Voici comment se compare le Québec par rapport au reste du Canada:

Dette

Voici comment les paiements d’intérêt sur la dette ont évolué depuis 10 ans dans chaque province (2006 vs. 1996):

  1. Alberta:  -66,5%
  2. Saskatchewan:  -33,9%
  3. Colombie-Britannique:  -23,7%
  4. Manitoba:  -22,3%
  5. Terre-Neuve:  -13,2%
  6. Ontario:  -12,7%
  7. Île-du-Prince-Édouard:  +1,6%
  8. Nouveau-Brunswick:  +4,5%
  9. Nouvelle-Écosse:  +15,8%
  10. Québec:  +26,1%

Quelle est la nouvelle lubie des social-bureaucrates ?  Libérer le Québec du pétrole, rien de moins !  Selon les gauchistes, il est inacceptable que le Québec envoie tous les ans 15 milliards de dollars à l’étranger pour acheter du pétrole alors que cet argent pourrait être investi dans l’économie du Québec.  En 2006, les frais d’intérêt de la dette québécoise s’élevaient à 12,1 milliards de dollars.

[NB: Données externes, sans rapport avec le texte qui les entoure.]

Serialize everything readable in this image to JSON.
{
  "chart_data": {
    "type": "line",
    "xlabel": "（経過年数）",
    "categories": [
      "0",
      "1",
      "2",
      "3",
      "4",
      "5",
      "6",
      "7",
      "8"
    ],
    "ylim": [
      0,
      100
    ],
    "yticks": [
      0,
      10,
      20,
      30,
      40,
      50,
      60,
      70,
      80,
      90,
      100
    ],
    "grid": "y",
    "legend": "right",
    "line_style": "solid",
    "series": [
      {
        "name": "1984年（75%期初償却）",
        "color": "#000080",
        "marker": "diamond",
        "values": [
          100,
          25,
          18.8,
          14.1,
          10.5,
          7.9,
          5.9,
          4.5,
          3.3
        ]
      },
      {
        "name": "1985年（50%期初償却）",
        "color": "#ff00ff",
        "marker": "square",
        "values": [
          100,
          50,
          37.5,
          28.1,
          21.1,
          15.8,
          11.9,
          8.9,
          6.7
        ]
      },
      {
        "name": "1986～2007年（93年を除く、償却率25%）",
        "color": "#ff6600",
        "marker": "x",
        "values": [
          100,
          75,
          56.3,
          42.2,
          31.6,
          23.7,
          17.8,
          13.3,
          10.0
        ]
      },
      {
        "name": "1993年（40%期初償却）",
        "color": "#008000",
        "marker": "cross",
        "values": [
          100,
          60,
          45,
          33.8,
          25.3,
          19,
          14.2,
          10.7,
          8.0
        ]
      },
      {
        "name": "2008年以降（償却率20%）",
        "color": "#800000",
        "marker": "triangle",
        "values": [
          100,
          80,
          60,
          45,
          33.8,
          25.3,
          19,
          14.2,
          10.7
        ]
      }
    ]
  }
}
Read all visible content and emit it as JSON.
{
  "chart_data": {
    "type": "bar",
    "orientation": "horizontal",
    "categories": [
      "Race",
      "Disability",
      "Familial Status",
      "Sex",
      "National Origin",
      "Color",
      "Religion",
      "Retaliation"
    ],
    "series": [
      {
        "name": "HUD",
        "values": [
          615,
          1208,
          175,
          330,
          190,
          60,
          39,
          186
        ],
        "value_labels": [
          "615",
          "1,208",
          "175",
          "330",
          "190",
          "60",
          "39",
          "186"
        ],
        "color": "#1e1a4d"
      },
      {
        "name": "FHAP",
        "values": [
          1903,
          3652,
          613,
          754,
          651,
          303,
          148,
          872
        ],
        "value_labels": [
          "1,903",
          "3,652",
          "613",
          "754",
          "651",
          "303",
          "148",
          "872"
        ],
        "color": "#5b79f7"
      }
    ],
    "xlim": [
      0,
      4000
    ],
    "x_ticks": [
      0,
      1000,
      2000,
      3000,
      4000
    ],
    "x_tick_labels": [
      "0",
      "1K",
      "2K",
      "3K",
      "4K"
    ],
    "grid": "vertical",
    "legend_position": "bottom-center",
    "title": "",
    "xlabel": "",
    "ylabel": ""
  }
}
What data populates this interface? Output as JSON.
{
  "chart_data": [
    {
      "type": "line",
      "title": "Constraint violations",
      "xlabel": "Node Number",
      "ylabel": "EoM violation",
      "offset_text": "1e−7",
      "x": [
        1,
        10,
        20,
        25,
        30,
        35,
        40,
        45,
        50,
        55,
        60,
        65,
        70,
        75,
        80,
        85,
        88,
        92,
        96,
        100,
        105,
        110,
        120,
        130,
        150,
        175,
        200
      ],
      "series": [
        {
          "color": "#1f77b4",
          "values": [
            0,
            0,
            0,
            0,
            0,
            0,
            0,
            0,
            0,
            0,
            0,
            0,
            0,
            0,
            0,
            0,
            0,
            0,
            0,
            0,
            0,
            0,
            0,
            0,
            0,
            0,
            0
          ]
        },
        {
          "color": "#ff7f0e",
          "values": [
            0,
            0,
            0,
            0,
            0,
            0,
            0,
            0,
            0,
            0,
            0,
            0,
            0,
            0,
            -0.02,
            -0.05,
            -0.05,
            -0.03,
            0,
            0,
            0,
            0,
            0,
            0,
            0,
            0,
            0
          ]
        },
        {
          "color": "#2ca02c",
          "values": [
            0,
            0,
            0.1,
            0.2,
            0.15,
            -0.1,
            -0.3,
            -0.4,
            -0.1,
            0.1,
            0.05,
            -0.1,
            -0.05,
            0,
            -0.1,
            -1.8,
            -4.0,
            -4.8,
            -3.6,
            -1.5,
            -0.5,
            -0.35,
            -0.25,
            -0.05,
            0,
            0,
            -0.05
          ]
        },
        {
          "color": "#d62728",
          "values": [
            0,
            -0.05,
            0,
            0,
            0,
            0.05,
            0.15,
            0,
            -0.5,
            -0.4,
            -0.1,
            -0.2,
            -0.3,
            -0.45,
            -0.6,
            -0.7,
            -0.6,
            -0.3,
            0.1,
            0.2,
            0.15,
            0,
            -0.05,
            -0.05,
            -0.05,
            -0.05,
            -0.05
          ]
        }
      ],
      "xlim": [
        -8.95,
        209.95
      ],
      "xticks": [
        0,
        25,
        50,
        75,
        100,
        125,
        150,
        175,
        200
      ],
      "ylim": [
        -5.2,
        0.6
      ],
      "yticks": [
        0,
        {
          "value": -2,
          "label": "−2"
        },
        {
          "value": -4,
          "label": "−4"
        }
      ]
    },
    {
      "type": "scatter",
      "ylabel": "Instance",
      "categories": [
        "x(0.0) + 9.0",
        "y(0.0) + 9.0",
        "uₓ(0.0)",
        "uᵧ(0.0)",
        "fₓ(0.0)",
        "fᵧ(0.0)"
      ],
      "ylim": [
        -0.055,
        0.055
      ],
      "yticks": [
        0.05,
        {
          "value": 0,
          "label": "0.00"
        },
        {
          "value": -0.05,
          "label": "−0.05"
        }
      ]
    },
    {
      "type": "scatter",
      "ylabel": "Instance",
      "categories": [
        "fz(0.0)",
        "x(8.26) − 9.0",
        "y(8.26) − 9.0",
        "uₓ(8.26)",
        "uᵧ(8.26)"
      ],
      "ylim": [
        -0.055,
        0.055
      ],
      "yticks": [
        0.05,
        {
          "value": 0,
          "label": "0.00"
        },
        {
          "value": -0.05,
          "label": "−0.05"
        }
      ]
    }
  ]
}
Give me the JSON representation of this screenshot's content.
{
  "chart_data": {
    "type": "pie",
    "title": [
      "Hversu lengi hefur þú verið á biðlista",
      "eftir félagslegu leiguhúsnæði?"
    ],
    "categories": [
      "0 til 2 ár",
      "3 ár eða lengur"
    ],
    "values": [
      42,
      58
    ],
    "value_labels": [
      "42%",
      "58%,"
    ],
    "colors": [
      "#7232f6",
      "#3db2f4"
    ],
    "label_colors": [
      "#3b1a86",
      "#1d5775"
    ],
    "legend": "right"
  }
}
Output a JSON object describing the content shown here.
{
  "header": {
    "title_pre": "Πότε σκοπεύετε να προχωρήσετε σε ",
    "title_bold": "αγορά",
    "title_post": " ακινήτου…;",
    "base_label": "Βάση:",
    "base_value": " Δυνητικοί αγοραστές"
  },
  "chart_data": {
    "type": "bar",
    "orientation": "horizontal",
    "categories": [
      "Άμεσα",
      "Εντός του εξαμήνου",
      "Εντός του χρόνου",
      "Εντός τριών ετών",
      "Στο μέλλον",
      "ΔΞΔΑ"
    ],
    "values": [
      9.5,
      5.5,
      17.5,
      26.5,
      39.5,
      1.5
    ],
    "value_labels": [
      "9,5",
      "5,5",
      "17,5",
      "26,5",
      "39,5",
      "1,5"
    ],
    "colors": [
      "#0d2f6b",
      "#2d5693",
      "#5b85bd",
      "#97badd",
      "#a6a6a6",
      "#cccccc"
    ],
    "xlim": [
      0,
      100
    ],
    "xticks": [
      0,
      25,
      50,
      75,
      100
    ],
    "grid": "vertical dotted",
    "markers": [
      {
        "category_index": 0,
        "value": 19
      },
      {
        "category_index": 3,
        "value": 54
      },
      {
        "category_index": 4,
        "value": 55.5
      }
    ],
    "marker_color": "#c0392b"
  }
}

Quand un Québécois « envoie son argent à l’étranger » pour faire le plein de sa voiture, il obtient quelque chose en retour: ce Québécois pourra se déplacer pour se rendre à son travail ou pour faire son épicerie.  Par contre, quand un Québécois débourse près de 1 600$/année pour payer les intérêts de la dette, il n’obtient strictement rien en retour.

Le développement du Québec passe bien plus par une libération de notre dette que par une libération du pétrole.  Mais n’allez pas dire ça au social-bureaucrate, selon eux, le modèle québécois est parfait.

N.B. La dette inclut celle de la province et des administrations locales (c.-à-d. les municipalités).